Blow a hose? Give it half a dozen wraps. Or fashion a backwoods replacement by taping a grunt call or wash-down hose in place, then limp to the nearest shop.
Cut yourself far from shore? Duct tape is an HMO on a roll: Close a gash with a butterfly-shhaped bandage for better wound drainage, air circulation, and yelp-free removal.
Splint busted fishing rods (or tent poles, trekking poles, etc.) by overlapping the ends of the broken rod and winding tape around them.
If electronic gadgets are running out of juice, supercharge weak batteries with an air-activated hand warmer duct-taped to the outside of the battery compartment of a GPS, two-way radio, or motorized decoy.
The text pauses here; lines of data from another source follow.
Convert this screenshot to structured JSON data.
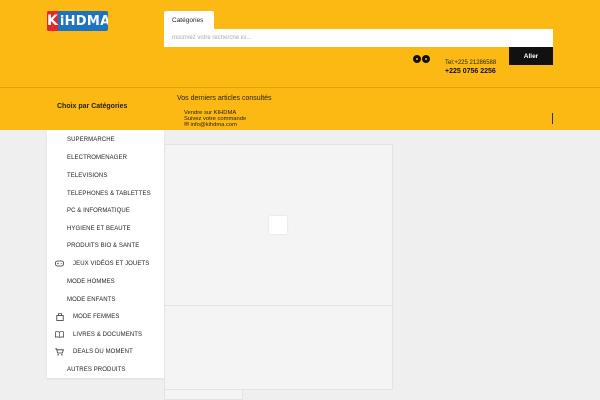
{
  "header": {
    "logo_k": "K",
    "logo_text": "iHDMA",
    "category_tab": "Catégories",
    "search_placeholder": "Inscrivez votre recherche ici...",
    "search_button": "Aller",
    "phone_line1": "Tel:+225 21286588",
    "phone_line2": "+225 0756 2256"
  },
  "nav": {
    "choose_category": "Choix par Catégories",
    "recent_title": "Vos derniers articles consultés",
    "links": [
      "Vendre sur KIHDMA",
      "Suivez votre commande",
      "✉ info@kihdma.com"
    ]
  },
  "categories": [
    {
      "label": "Supermarche",
      "icon": ""
    },
    {
      "label": "Electromenager",
      "icon": ""
    },
    {
      "label": "Televisions",
      "icon": ""
    },
    {
      "label": "Telephones & Tablettes",
      "icon": ""
    },
    {
      "label": "PC & Informatique",
      "icon": ""
    },
    {
      "label": "Hygiene et beaute",
      "icon": ""
    },
    {
      "label": "Produits bio & sante",
      "icon": ""
    },
    {
      "label": "Jeux vidéos et jouets",
      "icon": "gamepad-icon"
    },
    {
      "label": "Mode Hommes",
      "icon": ""
    },
    {
      "label": "Mode enfants",
      "icon": ""
    },
    {
      "label": "Mode femmes",
      "icon": "shopping-bag-icon"
    },
    {
      "label": "Livres & Documents",
      "icon": "book-icon"
    },
    {
      "label": "Deals du moment",
      "icon": "cart-icon"
    },
    {
      "label": "Autres produits",
      "icon": ""
    }
  ],
  "colors": {
    "brand_yellow": "#fdb913",
    "logo_blue": "#1e73be",
    "logo_red": "#e02a2a"
  }
}
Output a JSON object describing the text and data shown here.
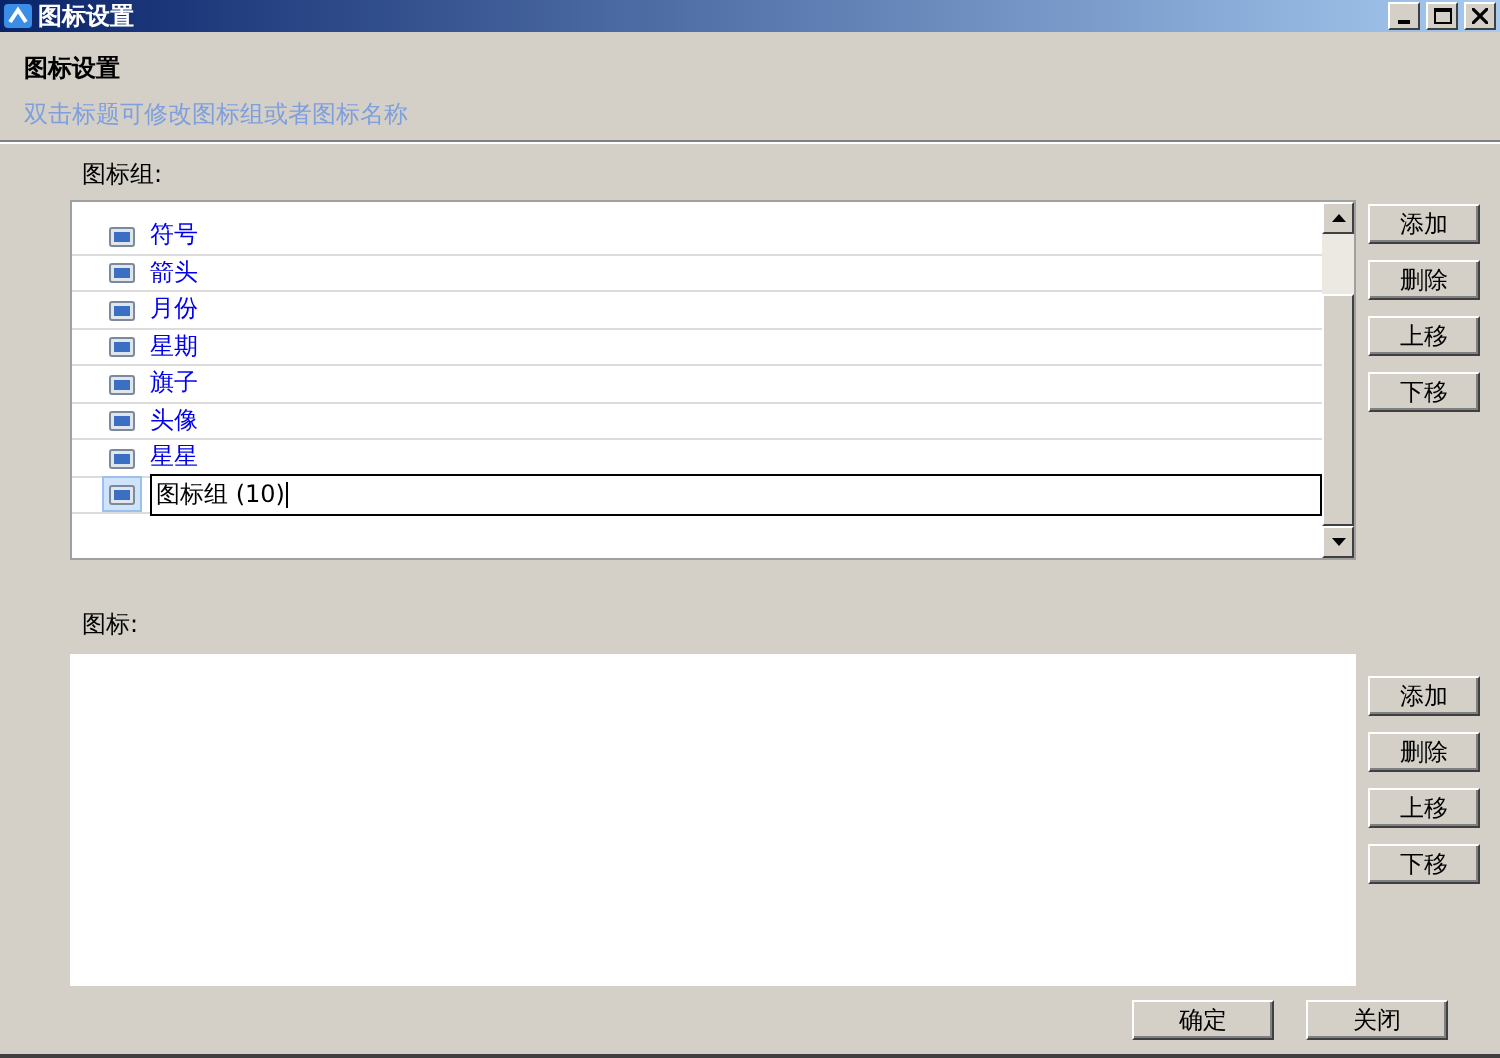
{
  "window": {
    "title": "图标设置"
  },
  "header": {
    "title": "图标设置",
    "hint": "双击标题可修改图标组或者图标名称"
  },
  "groups": {
    "label": "图标组:",
    "items": [
      {
        "name": "符号",
        "editing": false
      },
      {
        "name": "箭头",
        "editing": false
      },
      {
        "name": "月份",
        "editing": false
      },
      {
        "name": "星期",
        "editing": false
      },
      {
        "name": "旗子",
        "editing": false
      },
      {
        "name": "头像",
        "editing": false
      },
      {
        "name": "星星",
        "editing": false
      },
      {
        "name": "图标组 (10)",
        "editing": true
      }
    ],
    "buttons": [
      "添加",
      "删除",
      "上移",
      "下移"
    ]
  },
  "icons": {
    "label": "图标:",
    "buttons": [
      "添加",
      "删除",
      "上移",
      "下移"
    ]
  },
  "footer": {
    "buttons": [
      "确定",
      "关闭"
    ]
  }
}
Skill #44 Paddle a canoe in a headwind
The right way seems wrong: Trim the canoe slightly bow heavy to keep it heading into the wind. Kneel in the bottom of the boat, and use short, quick strokes. Feather the paddle on your return stroke, turning the blade parallel to the water surface so it won’t catch the wind. Keep the boat pointed into the waves and use every bit of windbreak possible-even distant land points can provide relief from wind and swell.
Skill #45 Paddle a canoe with power and grace
The much-lauded J-stroke kills a canoe’s forward momentum. Try this: Finish off a traditional forward stroke by rolling both wrists over and away from the boat. This turns the paddle blade perpendicular to the water surface, like a rudder. Now give a slight push away from the gunwale as you bring the blade out of the water for the next stroke, and the bow tracks back in line. You can correct course and make all but the sharpest turns without losing steam.